Ruangan itu berhasil membuat Valeska terpana, matanya terbuka lebar melihat sekeliling. Kamar apartemen Vincent itu luar biasa. Lantai marmer putih bersih yang mengkilap, dinding dengan wallpaper nuansa gelap yang elegan, dihiasi dengan lukisan-lukisan abstrak yang tampak mahal.
Lampu-lampu gantung mewah menggantung dari langit-langit, memantulkan cahaya yang lembut. Di ujung ruangan ada ruang tamu dengan sofa besar berwarna hitam dan meja kopi kaca, sementara di sisi lainnya, ada bar kecil dengan kursi-kursi tinggi. Semua terasa sangat luas, sangat nyaman, dan pastinya sangat mahal.
“Valeska,” panggil Vincent dari sebuah ruangan di sebelah. Penampilannya santai dengan pakaian tidur berbahan lembut, celana pendek dan kaos kasual yang nyaman. Rambutnya sedikit acak-acakan, menunjukkan bahwa dia baru bangun tidur. Tapi meski begitu, pesona pria itu tetap saja tidak bisa disembunyikan.
“Pak Vincent ... terima kasih untuk sarapannya,” ucap Valeska dengan tulus.
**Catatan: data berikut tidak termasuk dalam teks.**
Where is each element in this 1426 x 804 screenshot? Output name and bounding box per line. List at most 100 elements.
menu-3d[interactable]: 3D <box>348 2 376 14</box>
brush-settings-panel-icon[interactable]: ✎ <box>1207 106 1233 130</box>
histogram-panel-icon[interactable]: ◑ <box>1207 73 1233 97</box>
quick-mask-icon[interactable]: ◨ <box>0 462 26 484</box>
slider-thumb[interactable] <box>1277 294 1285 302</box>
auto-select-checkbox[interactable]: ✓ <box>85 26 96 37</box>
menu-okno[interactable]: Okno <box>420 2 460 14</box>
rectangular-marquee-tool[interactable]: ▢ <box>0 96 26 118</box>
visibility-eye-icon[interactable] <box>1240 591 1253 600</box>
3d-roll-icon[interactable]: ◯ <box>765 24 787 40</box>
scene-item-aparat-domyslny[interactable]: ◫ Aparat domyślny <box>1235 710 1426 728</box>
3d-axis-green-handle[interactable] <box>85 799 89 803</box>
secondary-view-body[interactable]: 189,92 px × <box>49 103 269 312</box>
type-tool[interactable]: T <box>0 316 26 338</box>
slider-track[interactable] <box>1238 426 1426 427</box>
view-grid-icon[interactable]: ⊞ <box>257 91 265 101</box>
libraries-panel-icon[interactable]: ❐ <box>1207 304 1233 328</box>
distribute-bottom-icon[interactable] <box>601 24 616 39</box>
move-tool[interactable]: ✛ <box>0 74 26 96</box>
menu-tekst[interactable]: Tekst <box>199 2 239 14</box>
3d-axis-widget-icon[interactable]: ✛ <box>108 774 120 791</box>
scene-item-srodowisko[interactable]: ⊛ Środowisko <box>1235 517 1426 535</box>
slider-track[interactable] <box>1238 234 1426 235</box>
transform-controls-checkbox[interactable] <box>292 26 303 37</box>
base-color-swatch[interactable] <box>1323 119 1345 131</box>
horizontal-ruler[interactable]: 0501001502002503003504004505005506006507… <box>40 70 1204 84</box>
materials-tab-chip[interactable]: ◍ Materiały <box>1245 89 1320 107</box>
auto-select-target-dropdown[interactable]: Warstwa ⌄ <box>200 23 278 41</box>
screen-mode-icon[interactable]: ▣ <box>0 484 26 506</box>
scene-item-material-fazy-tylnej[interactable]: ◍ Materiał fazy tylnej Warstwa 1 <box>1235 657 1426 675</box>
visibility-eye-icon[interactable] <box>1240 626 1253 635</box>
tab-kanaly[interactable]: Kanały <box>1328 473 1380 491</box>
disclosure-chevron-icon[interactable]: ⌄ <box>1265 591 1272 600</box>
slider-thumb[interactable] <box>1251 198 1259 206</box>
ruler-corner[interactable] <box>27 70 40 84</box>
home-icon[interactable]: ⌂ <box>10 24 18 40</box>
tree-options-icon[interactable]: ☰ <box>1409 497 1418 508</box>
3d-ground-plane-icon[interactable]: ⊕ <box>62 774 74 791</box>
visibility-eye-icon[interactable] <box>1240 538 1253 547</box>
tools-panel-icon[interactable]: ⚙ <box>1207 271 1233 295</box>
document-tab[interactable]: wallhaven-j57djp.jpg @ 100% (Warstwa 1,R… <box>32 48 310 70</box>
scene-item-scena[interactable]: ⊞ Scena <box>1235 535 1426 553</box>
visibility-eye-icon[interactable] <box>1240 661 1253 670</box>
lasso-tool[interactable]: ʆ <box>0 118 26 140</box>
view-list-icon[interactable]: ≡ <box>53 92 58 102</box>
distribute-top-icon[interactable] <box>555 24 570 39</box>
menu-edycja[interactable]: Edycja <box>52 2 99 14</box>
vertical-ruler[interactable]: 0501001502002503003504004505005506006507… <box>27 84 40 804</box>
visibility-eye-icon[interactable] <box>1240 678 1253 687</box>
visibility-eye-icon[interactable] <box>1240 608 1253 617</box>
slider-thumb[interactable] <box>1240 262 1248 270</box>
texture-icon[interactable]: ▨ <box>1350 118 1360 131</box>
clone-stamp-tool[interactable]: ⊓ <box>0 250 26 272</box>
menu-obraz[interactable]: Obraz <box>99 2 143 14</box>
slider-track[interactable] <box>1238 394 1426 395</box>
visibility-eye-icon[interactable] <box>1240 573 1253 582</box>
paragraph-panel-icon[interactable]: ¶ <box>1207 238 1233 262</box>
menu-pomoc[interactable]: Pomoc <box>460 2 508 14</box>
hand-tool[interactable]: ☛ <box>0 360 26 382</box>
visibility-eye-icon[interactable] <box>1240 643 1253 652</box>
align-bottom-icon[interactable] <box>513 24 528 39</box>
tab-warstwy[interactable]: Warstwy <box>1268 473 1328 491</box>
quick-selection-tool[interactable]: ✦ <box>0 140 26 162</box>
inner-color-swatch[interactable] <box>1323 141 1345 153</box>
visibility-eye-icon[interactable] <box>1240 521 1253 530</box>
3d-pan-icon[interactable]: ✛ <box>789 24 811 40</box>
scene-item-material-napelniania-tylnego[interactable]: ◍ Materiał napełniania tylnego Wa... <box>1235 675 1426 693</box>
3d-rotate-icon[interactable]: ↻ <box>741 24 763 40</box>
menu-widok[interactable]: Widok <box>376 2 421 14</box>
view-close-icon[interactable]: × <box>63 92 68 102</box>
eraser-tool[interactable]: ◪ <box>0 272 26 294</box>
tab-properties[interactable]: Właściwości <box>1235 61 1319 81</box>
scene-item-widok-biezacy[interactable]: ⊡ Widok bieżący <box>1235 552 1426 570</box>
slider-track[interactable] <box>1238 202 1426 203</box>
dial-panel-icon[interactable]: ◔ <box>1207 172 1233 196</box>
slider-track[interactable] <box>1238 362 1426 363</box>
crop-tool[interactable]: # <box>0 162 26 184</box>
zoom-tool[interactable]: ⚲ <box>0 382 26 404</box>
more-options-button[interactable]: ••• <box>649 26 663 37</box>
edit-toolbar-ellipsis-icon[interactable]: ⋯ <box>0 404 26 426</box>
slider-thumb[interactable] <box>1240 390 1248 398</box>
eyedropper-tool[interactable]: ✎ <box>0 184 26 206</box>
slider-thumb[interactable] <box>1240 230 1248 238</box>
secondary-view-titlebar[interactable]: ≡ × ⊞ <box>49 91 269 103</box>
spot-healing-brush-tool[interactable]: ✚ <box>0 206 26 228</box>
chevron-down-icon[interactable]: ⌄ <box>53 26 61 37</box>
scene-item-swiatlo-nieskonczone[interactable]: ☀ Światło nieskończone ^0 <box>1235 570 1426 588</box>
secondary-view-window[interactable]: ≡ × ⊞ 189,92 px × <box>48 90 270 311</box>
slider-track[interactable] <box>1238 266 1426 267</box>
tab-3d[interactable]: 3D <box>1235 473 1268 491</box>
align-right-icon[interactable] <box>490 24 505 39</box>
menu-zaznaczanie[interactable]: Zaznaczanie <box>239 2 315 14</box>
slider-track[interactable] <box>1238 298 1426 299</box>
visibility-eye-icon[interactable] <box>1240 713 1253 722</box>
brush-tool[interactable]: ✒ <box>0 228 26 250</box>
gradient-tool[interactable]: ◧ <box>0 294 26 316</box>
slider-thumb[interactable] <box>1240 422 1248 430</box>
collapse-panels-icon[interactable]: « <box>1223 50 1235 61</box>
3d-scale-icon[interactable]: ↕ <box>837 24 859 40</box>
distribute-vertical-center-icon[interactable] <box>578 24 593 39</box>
“Sama-sama,” jawab Vincent dengan senyum lebar, memamerkan lesung pipinya yang membuat Valeska merasa sedikit gugup.
“Anda sendiri sudah sarapan?” tanya Valeska penasaran, memandangi Vincent yang terlihat lebih santai.
Vincent menggelengkan kepala, sambil tetap tersenyum.
Valeska tertawa konyol. Tentu saja hari ini dia harus memasak tiga menu: sarapan, makan siang, dan makan malam untuk Vincent.
“Baiklah kalau begitu. Saya akan masak. Ngomong-ngomong, dapurnya ada di mana?” tanya Valeska dengan sopan.
Vincent mengangguk dan melambaikan tangan. “Ikut gue,” katanya, mengajak Valeska menuju dapur.
Valeska mengekori Vincent menuju dapur, dan saat melihat ruang dapur yang begitu luas, ia langsung melongo. Ini lebih dari sekadar dapur. Ini adalah dapur impian. Semua peralatan terlihat baru dan canggih. Kompor induksi, kulkas besar, oven built-in, dan meja marmer yang bersih. Bahkan countertop-nya pun masih terlihat seperti baru.
"Wow … dapurnya keren banget," puji Valeska sambil melangkah ke arah kulkas. Namun ekspresinya langsung berubah begitu membuka pintu kulkas. "Kok—?" Dia menoleh ke Vincent yang hanya menyengir.
“Sorry, gue nggak pernah belanja di supermarket,” jawab Vincent sedikit malu.
Valeska menarik napas panjang, menahan tawa. Jadi, kulkas gede-gede gini isinya cuma minuman bersoda ya? batinnya, tapi dia tetap bertahan untuk tidak mengungkapkan kekesalannya.
“Setelah sarapan, lo mau nggak temani gue ke supermarket?” tanya Vincent, seolah tak merasa malu lagi.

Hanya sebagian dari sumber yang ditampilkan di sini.